ST. AUGUSTINE, Fla. (WFLA) — Construction crews in Florida unearthed a shipwreck from the 19th century while working on a road project in downtown St. Augustine last week.

According to the Florida Department of Transportation (FDOT), crews discovered the nearly intact wooden vessel while working on State Road A1A near the Bridge of Lions for a draining improvement project that began earlier this year.

FDOT archeologists and experts believe the well-preserved boat is from the mid-to-late 1800s.

“We believe the vessel may have sunk unexpectedly and, over time, was silted in. That is why it was preserved so well — it was encapsulated in soil and mud, so there was no air contact for it to decay. It’s truly an incredible find,” District 2 Secretary Greg Evans said in a statement.

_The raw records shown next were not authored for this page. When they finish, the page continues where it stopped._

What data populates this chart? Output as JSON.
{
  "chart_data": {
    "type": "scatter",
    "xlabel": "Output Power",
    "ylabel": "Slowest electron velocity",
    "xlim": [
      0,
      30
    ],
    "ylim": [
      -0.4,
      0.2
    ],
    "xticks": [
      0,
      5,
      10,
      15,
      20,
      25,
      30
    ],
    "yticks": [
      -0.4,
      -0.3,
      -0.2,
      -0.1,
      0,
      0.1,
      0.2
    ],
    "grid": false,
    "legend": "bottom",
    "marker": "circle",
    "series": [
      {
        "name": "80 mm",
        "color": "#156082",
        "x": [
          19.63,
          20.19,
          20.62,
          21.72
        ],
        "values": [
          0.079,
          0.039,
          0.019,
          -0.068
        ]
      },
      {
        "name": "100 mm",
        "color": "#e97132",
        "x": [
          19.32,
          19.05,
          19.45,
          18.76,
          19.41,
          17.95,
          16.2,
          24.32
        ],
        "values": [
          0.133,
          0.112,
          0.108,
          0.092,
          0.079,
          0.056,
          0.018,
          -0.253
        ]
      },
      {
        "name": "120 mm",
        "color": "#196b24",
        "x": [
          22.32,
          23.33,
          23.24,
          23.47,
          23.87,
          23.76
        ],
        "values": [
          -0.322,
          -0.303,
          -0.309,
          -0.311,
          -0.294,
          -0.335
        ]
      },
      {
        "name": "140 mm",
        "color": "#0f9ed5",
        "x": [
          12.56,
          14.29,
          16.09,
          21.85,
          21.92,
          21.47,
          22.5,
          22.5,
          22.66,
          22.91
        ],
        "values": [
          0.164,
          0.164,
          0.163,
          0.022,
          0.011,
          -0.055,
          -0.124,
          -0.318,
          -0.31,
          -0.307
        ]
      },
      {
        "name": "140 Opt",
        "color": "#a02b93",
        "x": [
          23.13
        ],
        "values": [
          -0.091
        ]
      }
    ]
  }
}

Since the area is historic in nature, FDOT started working with Southeastern Archaeological Research (SEARCH), a maritime archaeology team, which was able to help with the excavation.

The vessel remained wet during the excavation to preserve it.
Credit: Florida Department of Transportation, District Two

“With every project we undertake, the Florida Department of Transportation is sensitive to the unique needs of the communities we serve, including the potential presence of historical sites and artifacts within construction sites,” Evans added. “We are grateful to our partners at SEARCH for their careful efforts to preserve this vessel, and we look forward to learning more about its significance to the region.”

Dr. James Delgado, Senior Vice President at SEARCH, who led the excavation and recovery of the boat, said experts believe the vessel was likely used to extract fish and shellfish from coastal waterways and offshore in the 19th century.

“We believe the vessel to be a small single-masted, shallow-draft sailing craft of the 19th century that was likely used to extract fish and shellfish from coastal waterways and directly offshore,” he said. “With a dedicated team, including support from the local community and the on-site construction team, we were able to extract the vessel in order to allow the important work on the community’s infrastructure to continue. We greatly appreciate FDOT’s commitment to cultural resources and in retaining SEARCH for this project.”